Антон, глотая слезы и хлюпая носом, устраивался на ящике из-под казанского мыла и раскрывал свою латинскую грамматику. Он твердо намеревался делать уроки. Но когда мальчик пытался обмакнуть перо в чернильницу, стальное острие утыкалось в корочку льда. Оба мальчика-лавочника приплясывали на месте, чтобы согреться, болтали друг с другом, исподтишка посмеивались. Покупатели входили, выходили, что-то говорили. Голоса гулко отдавались под низким потолком. В таком шуме не только учиться, но даже и мечтать было невозможно. Антон, промерзший до костей, знал, что ожидание затянется на долгие часы, ведь обычно отец, отправляясь навестить друзей или помолиться в церкви, начисто забывал о существовании сына. Запрятав руки поглубже в рукава, поджав в сапогах пальцы ног, ребенок думал о том, что завтра в школе получит плохие отметки, и чувствовал, как его постепенно охватывают печаль и страх.
В этой темной и нечистой лавке торговали всем подряд. Здесь, конечно, можно было приобрести бакалейные товары, но также и керосин, лампы, фитили для них, перочинные ножи, табак, гвозди, слабительное. На полках коробки с чаем соседствовали со свечами; на полу теснились мешки с мукой и подсолнечными семечками; над прилавком свешивались колбасы и липкие, нанизанные на веревочку леденцы. От разложенных товаров исходил тяжелый смешанный запах. Кофе припахивал керосином, рис отдавал сальной свечкой…

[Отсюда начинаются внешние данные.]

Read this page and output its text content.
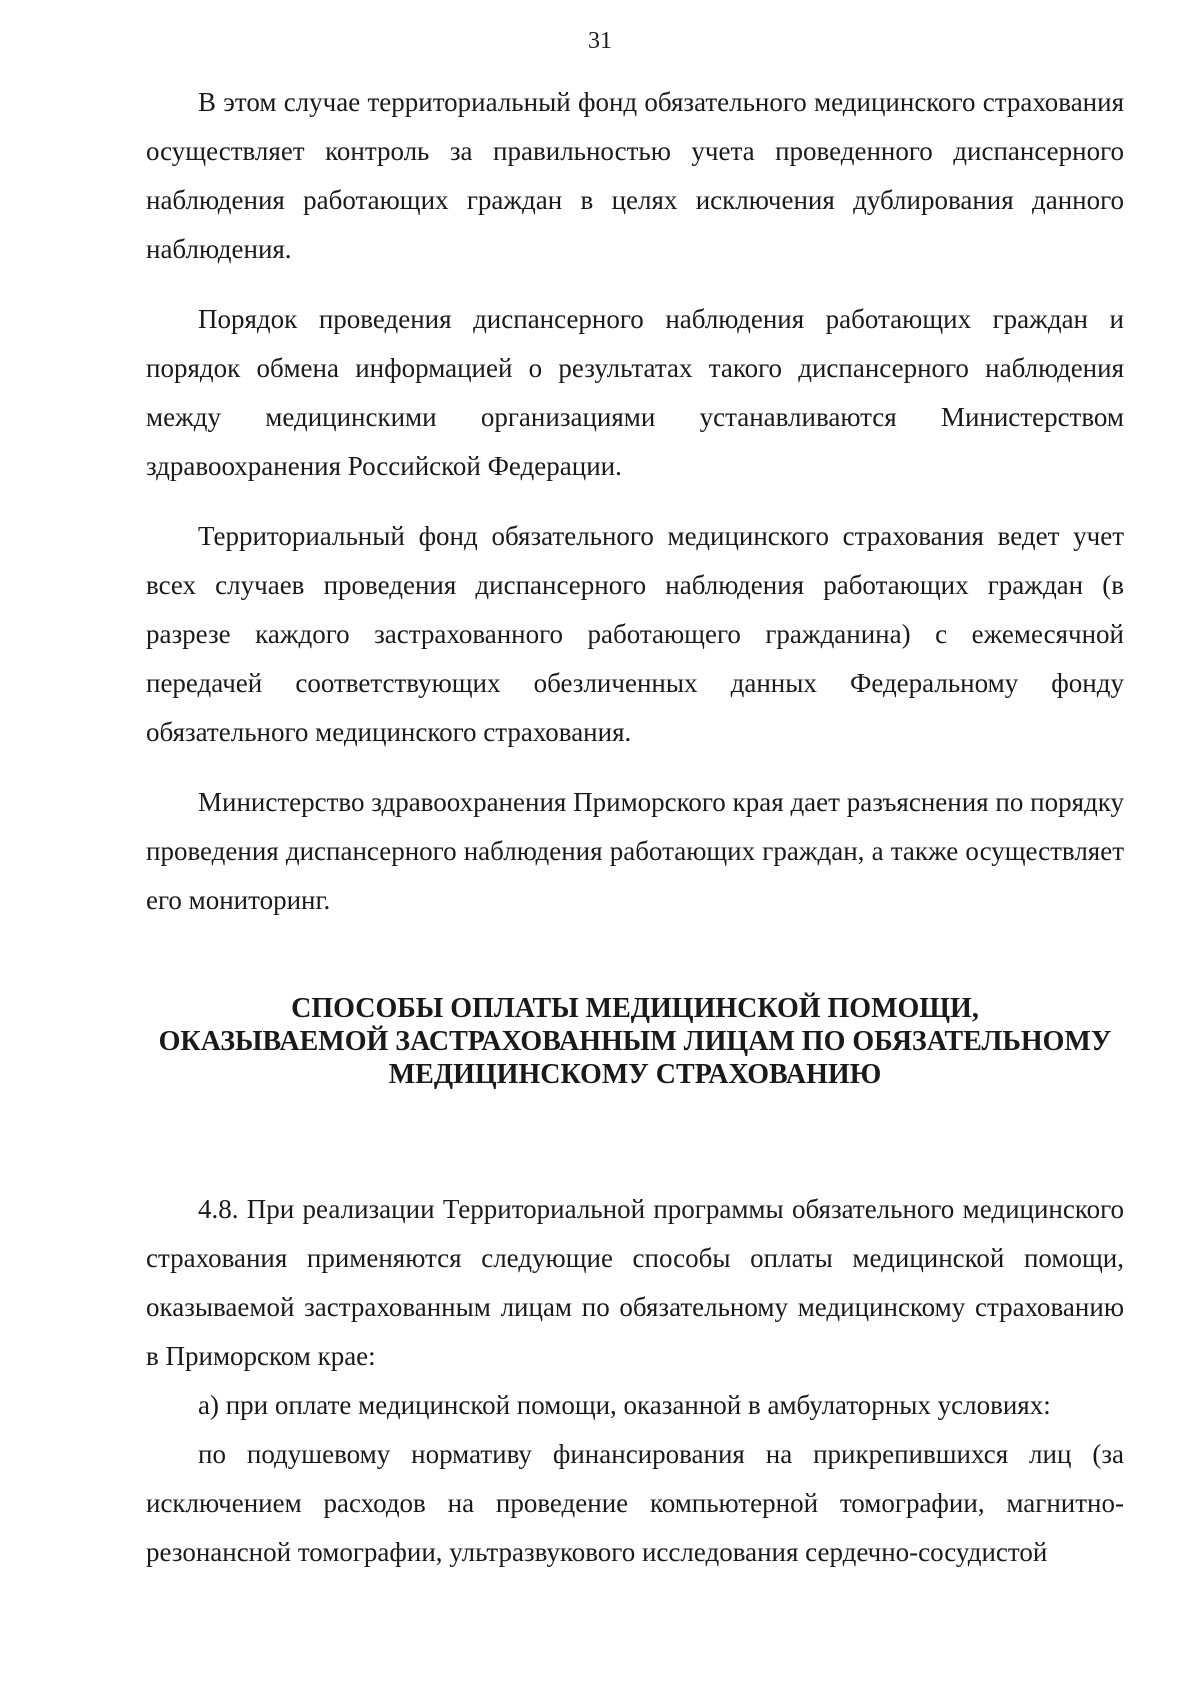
31

В этом случае территориальный фонд обязательного медицинского страхования осуществляет контроль за правильностью учета проведенного диспансерного наблюдения работающих граждан в целях исключения дублирования данного наблюдения.

Порядок проведения диспансерного наблюдения работающих граждан и порядок обмена информацией о результатах такого диспансерного наблюдения между медицинскими организациями устанавливаются Министерством здравоохранения Российской Федерации.

Территориальный фонд обязательного медицинского страхования ведет учет всех случаев проведения диспансерного наблюдения работающих граждан (в разрезе каждого застрахованного работающего гражданина) с ежемесячной передачей соответствующих обезличенных данных Федеральному фонду обязательного медицинского страхования.

Министерство здравоохранения Приморского края дает разъяснения по порядку проведения диспансерного наблюдения работающих граждан, а также осуществляет его мониторинг.

СПОСОБЫ ОПЛАТЫ МЕДИЦИНСКОЙ ПОМОЩИ,

ОКАЗЫВАЕМОЙ ЗАСТРАХОВАННЫМ ЛИЦАМ ПО ОБЯЗАТЕЛЬНОМУ

МЕДИЦИНСКОМУ СТРАХОВАНИЮ

4.8. При реализации Территориальной программы обязательного медицинского страхования применяются следующие способы оплаты медицинской помощи, оказываемой застрахованным лицам по обязательному медицинскому страхованию в Приморском крае:

а) при оплате медицинской помощи, оказанной в амбулаторных условиях:

по подушевому нормативу финансирования на прикрепившихся лиц (за исключением расходов на проведение компьютерной томографии, магнитно-резонансной томографии, ультразвукового исследования сердечно-сосудистой
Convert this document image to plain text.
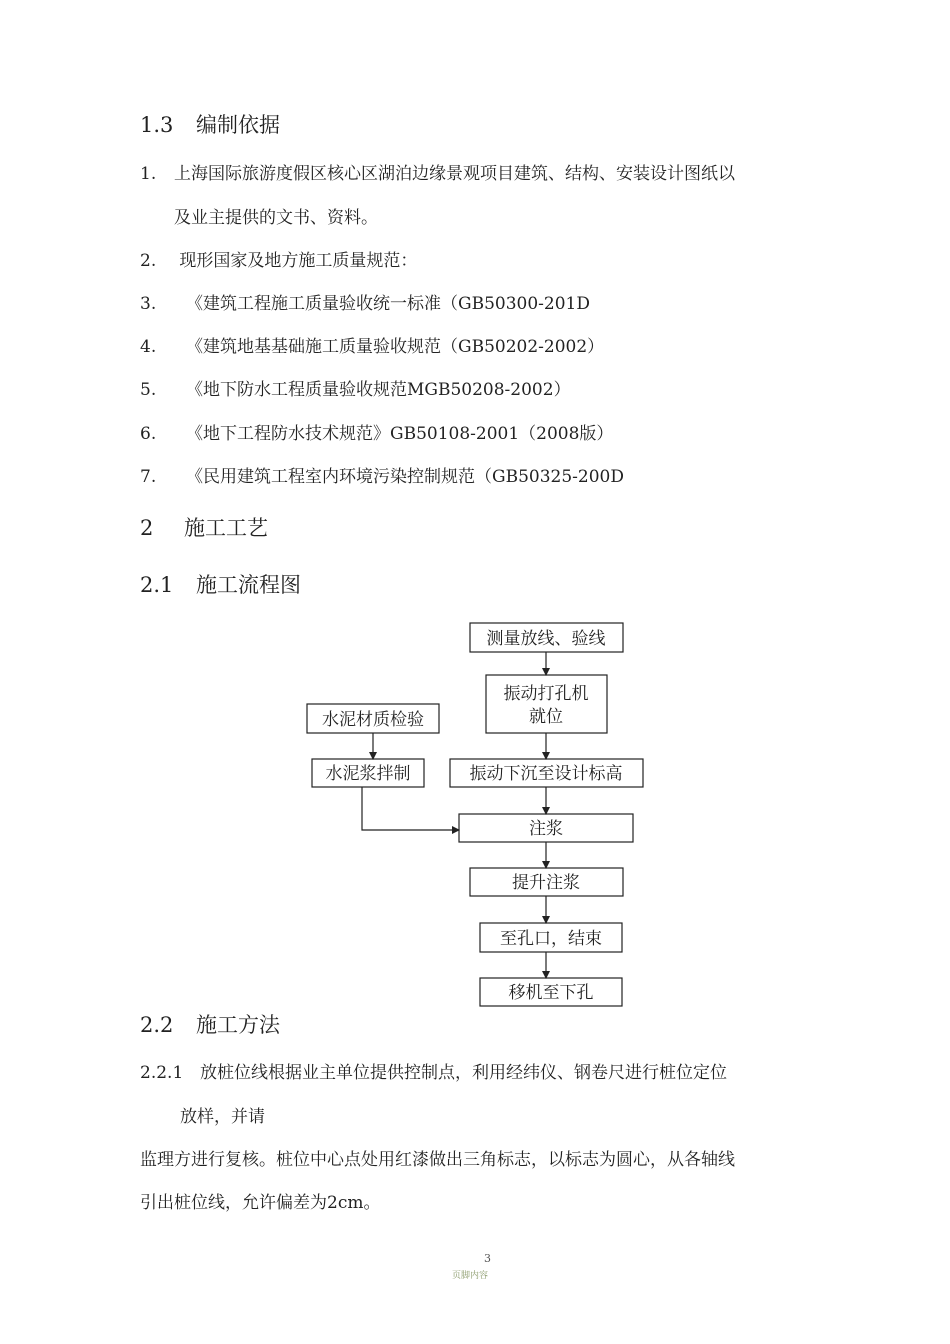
1.3 编制依据
1. 上海国际旅游度假区核心区湖泊边缘景观项目建筑、结构、安装设计图纸以
及业主提供的文书、资料。
2. 现形国家及地方施工质量规范：
3. 《建筑工程施工质量验收统一标准（GB50300-201D
4. 《建筑地基基础施工质量验收规范（GB50202-2002）
5. 《地下防水工程质量验收规范MGB50208-2002）
6. 《地下工程防水技术规范》GB50108-2001（2008版）
7. 《民用建筑工程室内环境污染控制规范（GB50325-200D
2 施工工艺
2.1 施工流程图
测量放线、验线
振动打孔机
就位
水泥材质检验
水泥浆拌制	振动下沉至设计标高
注浆
提升注浆
至孔口，结束
移机至下孔
2.2 施工方法
2.2.1 放桩位线根据业主单位提供控制点，利用经纬仪、钢卷尺进行桩位定位
放样，并请
监理方进行复核。桩位中心点处用红漆做出三角标志，以标志为圆心，从各轴线
引出桩位线，允许偏差为2cm。
3
页脚内容
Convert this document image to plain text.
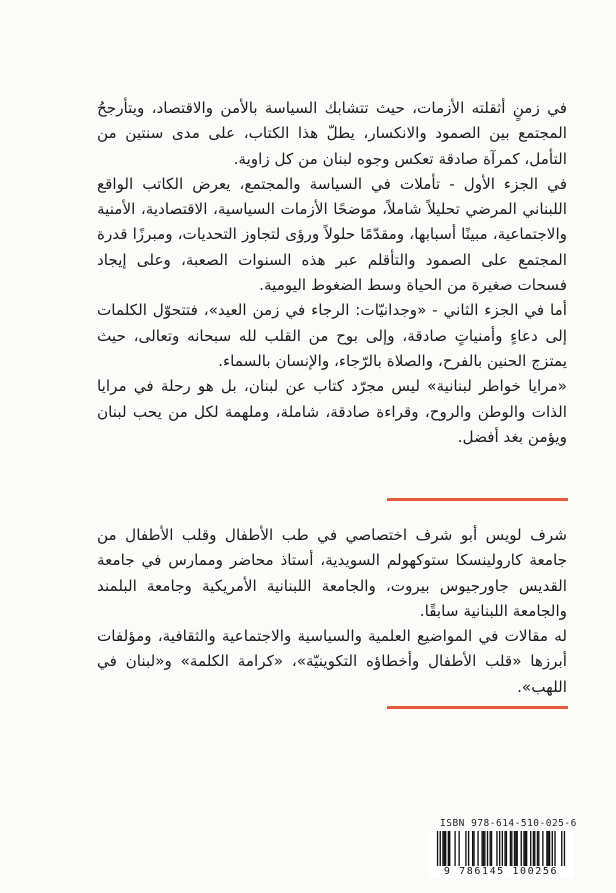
في زمنٍ أثقلته الأزمات، حيث تتشابك السياسة بالأمن والاقتصاد، ويتأرجحُ المجتمع بين الصمود والانكسار، يطلّ هذا الكتاب، على مدى سنتين من التأمل، كمرآة صادقة تعكس وجوه لبنان من كل زاوية.

في الجزء الأول - تأملات في السياسة والمجتمع، يعرض الكاتب الواقع اللبناني المرضي تحليلاً شاملاً، موضحًا الأزمات السياسية، الاقتصادية، الأمنية والاجتماعية، مبينًا أسبابها، ومقدّمًا حلولاً ورؤى لتجاوز التحديات، ومبرزًا قدرة المجتمع على الصمود والتأقلم عبر هذه السنوات الصعبة، وعلى إيجاد فسحات صغيرة من الحياة وسط الضغوط اليومية.

أما في الجزء الثاني - «وجدانيّات: الرجاء في زمن العيد»، فتتحوّل الكلمات إلى دعاءٍ وأمنياتٍ صادقة، وإلى بوح من القلب لله سبحانه وتعالى، حيث يمتزج الحنين بالفرح، والصلاة بالرّجاء، والإنسان بالسماء.

«مرايا خواطر لبنانية» ليس مجرّد كتاب عن لبنان، بل هو رحلة في مرايا الذات والوطن والروح، وقراءة صادقة، شاملة، وملهمة لكل من يحب لبنان ويؤمن بغد أفضل.

شرف لويس أبو شرف اختصاصي في طب الأطفال وقلب الأطفال من جامعة كارولينسكا ستوكهولم السويدية، أستاذ محاضر وممارس في جامعة القديس جاورجيوس بيروت، والجامعة اللبنانية الأمريكية وجامعة البلمند والجامعة اللبنانية سابقًا.

له مقالات في المواضيع العلمية والسياسية والاجتماعية والثقافية، ومؤلفات أبرزها «قلب الأطفال وأخطاؤه التكوينيّة»، «كرامة الكلمة» و«لبنان في اللهب».

ISBN 978-614-510-025-6
9 786145 100256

На большой черной вывеске над дверью золотыми буквами были выведены слова: «Чай, сахар, кофе и другие колониальные товары». Чуть пониже — другая вывеска: «Навынос и распивочно». Последняя приглашала постоянных покупателей выпить водки в маленькой примыкавшей к лавке комнате. Несколько завсегдатаев лавки Павла Егоровича превратили это грязное и зловонное место в некое подобие клуба С наступлением вечера они собирались здесь за графинчиком водки; лица вскоре начинали пылать, языки развязывались. В отсутствие отца Антон спускался в подвал, чтобы пополнить запас водки, обслуживал клиентов, записывал покупки, принимал деньги. Водка в России стоила недорого, на несколько копеек можно было напиться допьяна Выпивохи обменивались непристойными шутками. Когда кто-нибудь из них рассказывал слишком вольный анекдот, то неизменно прибавлял: «А ты, Антоша, не слушай! Тебе рано еще!» Но маленький Антон все слышал, все понимал, обо всем догадывался. Уже в таком нежном возрасте ему пришлось столкнуться с нищетой, уродством, ленью и глупостью. Лавка была открыта с пяти часов утра и до одиннадцати вечера. До отхожего места, находившегося на пустыре, Антону надо было пройти целую версту. И нередко случалось, что, отправившись туда в темноте, мальчик нос к носу сталкивался с бродягой, укрывшимся там на ночь. И какой ужас охватывал тогда обоих!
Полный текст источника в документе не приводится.